ケース3 旅館㉓


「ありえないありえないありえないありえない」

 

 女将は部屋を出てからずっとぐるぐると回りながらつぶやいている。

 

 

「女将!! 警察と救急車を!!」

 

 しびれを切らした板前の三谷は女将の千鶴に向かって大声をだした。

 

 

 女将は立ち止まると三谷を睨みつけた。あまりの形相に三谷は言葉を飲み込む。

 

 

「わかってるわよ!! そんなのは後でいくらでもできる!! それより先代が死ぬなんてありえないのよ!!」

 

 

 女将は叫んでそう言うと親指の爪を噛みながら一階へと向かった。

 

 

 三谷も慌てて後を追った。こんな場所に独り残るなんて耐えられやしねぇ……

 

 

 

 

 女将が戻ってきたのを見て幸恵と妙子の顔にも緊張が走った。

 

「お、女将……どうでしたか……?」

 

 震える幸恵に代わって妙子が尋ねた。

 

 

 

「死んでたわ」

 

 

 

 女将は感情の籠もっていない声でそう言うと、妙子に警察と救急に電話するように指示を出す。

 

 

 

 妙子は黙って頷くと本館へと伸びる渡り廊下へ駆けていった。

 

 

 

「三谷さん。

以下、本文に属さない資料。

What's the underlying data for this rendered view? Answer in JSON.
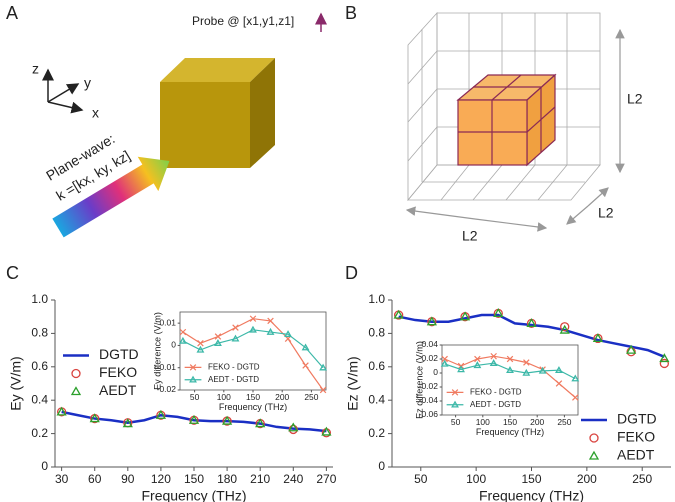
{
  "figure": {
    "panel_labels": [
      "A",
      "B",
      "C",
      "D"
    ],
    "panel_a": {
      "probe": "Probe @ [x1,y1,z1]",
      "axes": [
        "z",
        "y",
        "x"
      ],
      "wave_title": "Plane-wave:",
      "wave_vector": "k =[kx, ky, kz]"
    },
    "panel_b": {
      "dimension_labels": [
        "L2",
        "L2",
        "L2"
      ]
    }
  },
  "chart_data": [
    {
      "type": "line",
      "xlabel": "Frequency (THz)",
      "ylabel": "Ey (V/m)",
      "xlim": [
        24,
        276
      ],
      "xticks": [
        30,
        60,
        90,
        120,
        150,
        180,
        210,
        240,
        270
      ],
      "ylim": [
        0,
        1
      ],
      "yticks": [
        0,
        0.2,
        0.4,
        0.6,
        0.8,
        {
          "value": 1,
          "label": "1.0"
        }
      ],
      "legend": "center left",
      "series": [
        {
          "name": "DGTD",
          "color": "#1a2fc4",
          "line": true,
          "marker": "none",
          "x": [
            30,
            45,
            60,
            75,
            90,
            105,
            120,
            135,
            150,
            165,
            180,
            195,
            210,
            225,
            240,
            255,
            270
          ],
          "values": [
            0.33,
            0.31,
            0.29,
            0.28,
            0.265,
            0.28,
            0.31,
            0.3,
            0.28,
            0.275,
            0.275,
            0.27,
            0.26,
            0.24,
            0.23,
            0.225,
            0.215
          ]
        },
        {
          "name": "FEKO",
          "color": "#d9433f",
          "line": false,
          "marker": "circle",
          "x": [
            30,
            60,
            90,
            120,
            150,
            180,
            210,
            240,
            270
          ],
          "values": [
            0.33,
            0.29,
            0.265,
            0.31,
            0.28,
            0.275,
            0.26,
            0.225,
            0.205
          ]
        },
        {
          "name": "AEDT",
          "color": "#2ca02c",
          "line": false,
          "marker": "triangle",
          "x": [
            30,
            60,
            90,
            120,
            150,
            180,
            210,
            240,
            270
          ],
          "values": [
            0.33,
            0.29,
            0.26,
            0.31,
            0.28,
            0.275,
            0.26,
            0.235,
            0.21
          ]
        }
      ]
    },
    {
      "type": "line",
      "xlabel": "Frequency (THz)",
      "ylabel": "Ey difference (V/m)",
      "xlim": [
        25,
        275
      ],
      "xticks": [
        50,
        100,
        150,
        200,
        250
      ],
      "ylim": [
        -0.02,
        0.015
      ],
      "yticks": [
        -0.02,
        -0.01,
        0,
        0.01
      ],
      "legend": "lower left",
      "series": [
        {
          "name": "FEKO - DGTD",
          "color": "#f07a60",
          "line": true,
          "marker": "x",
          "x": [
            30,
            60,
            90,
            120,
            150,
            180,
            210,
            240,
            270
          ],
          "values": [
            0.006,
            0.001,
            0.004,
            0.008,
            0.012,
            0.011,
            0.003,
            -0.009,
            -0.02
          ]
        },
        {
          "name": "AEDT - DGTD",
          "color": "#3cb8a8",
          "line": true,
          "marker": "triangle",
          "x": [
            30,
            60,
            90,
            120,
            150,
            180,
            210,
            240,
            270
          ],
          "values": [
            0.002,
            -0.002,
            0.001,
            0.003,
            0.007,
            0.006,
            0.005,
            -0.001,
            -0.01
          ]
        }
      ]
    },
    {
      "type": "line",
      "xlabel": "Frequency (THz)",
      "ylabel": "Ez (V/m)",
      "xlim": [
        24,
        276
      ],
      "xticks": [
        50,
        100,
        150,
        200,
        250
      ],
      "ylim": [
        0,
        1
      ],
      "yticks": [
        0,
        0.2,
        0.4,
        0.6,
        0.8,
        {
          "value": 1,
          "label": "1.0"
        }
      ],
      "legend": "lower right",
      "series": [
        {
          "name": "DGTD",
          "color": "#1a2fc4",
          "line": true,
          "marker": "none",
          "x": [
            30,
            45,
            60,
            75,
            90,
            105,
            120,
            135,
            150,
            165,
            180,
            195,
            210,
            225,
            240,
            255,
            270
          ],
          "values": [
            0.9,
            0.88,
            0.87,
            0.87,
            0.89,
            0.91,
            0.91,
            0.86,
            0.85,
            0.84,
            0.82,
            0.79,
            0.76,
            0.74,
            0.72,
            0.7,
            0.66
          ]
        },
        {
          "name": "FEKO",
          "color": "#d9433f",
          "line": false,
          "marker": "circle",
          "x": [
            30,
            60,
            90,
            120,
            150,
            180,
            210,
            240,
            270
          ],
          "values": [
            0.91,
            0.87,
            0.9,
            0.92,
            0.86,
            0.84,
            0.77,
            0.69,
            0.62
          ]
        },
        {
          "name": "AEDT",
          "color": "#2ca02c",
          "line": false,
          "marker": "triangle",
          "x": [
            30,
            60,
            90,
            120,
            150,
            180,
            210,
            240,
            270
          ],
          "values": [
            0.91,
            0.87,
            0.9,
            0.92,
            0.86,
            0.82,
            0.77,
            0.7,
            0.65
          ]
        }
      ]
    },
    {
      "type": "line",
      "xlabel": "Frequency (THz)",
      "ylabel": "Ez difference (V/m)",
      "xlim": [
        25,
        275
      ],
      "xticks": [
        50,
        100,
        150,
        200,
        250
      ],
      "ylim": [
        -0.06,
        0.04
      ],
      "yticks": [
        -0.06,
        -0.04,
        -0.02,
        0,
        0.02,
        0.04
      ],
      "legend": "lower left",
      "series": [
        {
          "name": "FEKO - DGTD",
          "color": "#f07a60",
          "line": true,
          "marker": "x",
          "x": [
            30,
            60,
            90,
            120,
            150,
            180,
            210,
            240,
            270
          ],
          "values": [
            0.02,
            0.01,
            0.02,
            0.024,
            0.02,
            0.015,
            0.005,
            -0.015,
            -0.035
          ]
        },
        {
          "name": "AEDT - DGTD",
          "color": "#3cb8a8",
          "line": true,
          "marker": "triangle",
          "x": [
            30,
            60,
            90,
            120,
            150,
            180,
            210,
            240,
            270
          ],
          "values": [
            0.013,
            0.005,
            0.011,
            0.014,
            0.004,
            0,
            0.003,
            0.004,
            -0.008
          ]
        }
      ]
    }
  ]
}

従業員を集めてちょうだい。幸恵さんもしっかりして。実の親が死んだわけでもなし……いつまでも座ってたら邪魔よ!!」

 

 

 

 女将の剣幕に幸恵はコクコクと頷くとふらつきながらも立ち上がった。

 

 

 三谷が他の従業員を呼びに本館へ向かうと、妙子が血相を変えて戻ってきた。

 

 

 

「妙子さん電話は済んだんですか?」

 

 

 女将が尋ねる。

 

 

「そ、それが……電話が繋がらないんです……」

 

 

 ええぇ!? と苛立った声を上げて女将は妙子を睨みつけた。

 

 

「まったく!! 自分でかけます」

 

 

 千鶴ドタドタと受付の黒電話まで駆けていくと受話器を取った。受話器からは話し中を告げる電子音がツーツーと聞こえるばかりだった。

 

 

「なんなのよ!!」

 

 

 

 

 

 

 女将は厨房に走っていくと、つまみ食いしていた庭師の坂東に向かって怒鳴った。

 

 

「坂東さん!! こんな時に何つまみ食いなんかしてるんですか!? たった今先代が死にました!! 電話が通じないの!! すぐに山を降りて警察と救急車を呼んできて頂戴!!」

 

 

「ぬあああい」

 

 

 坂東は口いっぱいに食べ物を詰めたままモゴモゴと返事をして慌てて勝手口から外に出て行った。

 

 

 

 軽トラの走り去る音を聞きながら女将は頭を抱えてつぶやく。

 

 

 

「どうしましょうどうしましょうどうしましょう」

 

 

 

 唐突に思い立って千鶴は再び別館へと向かって走っていった。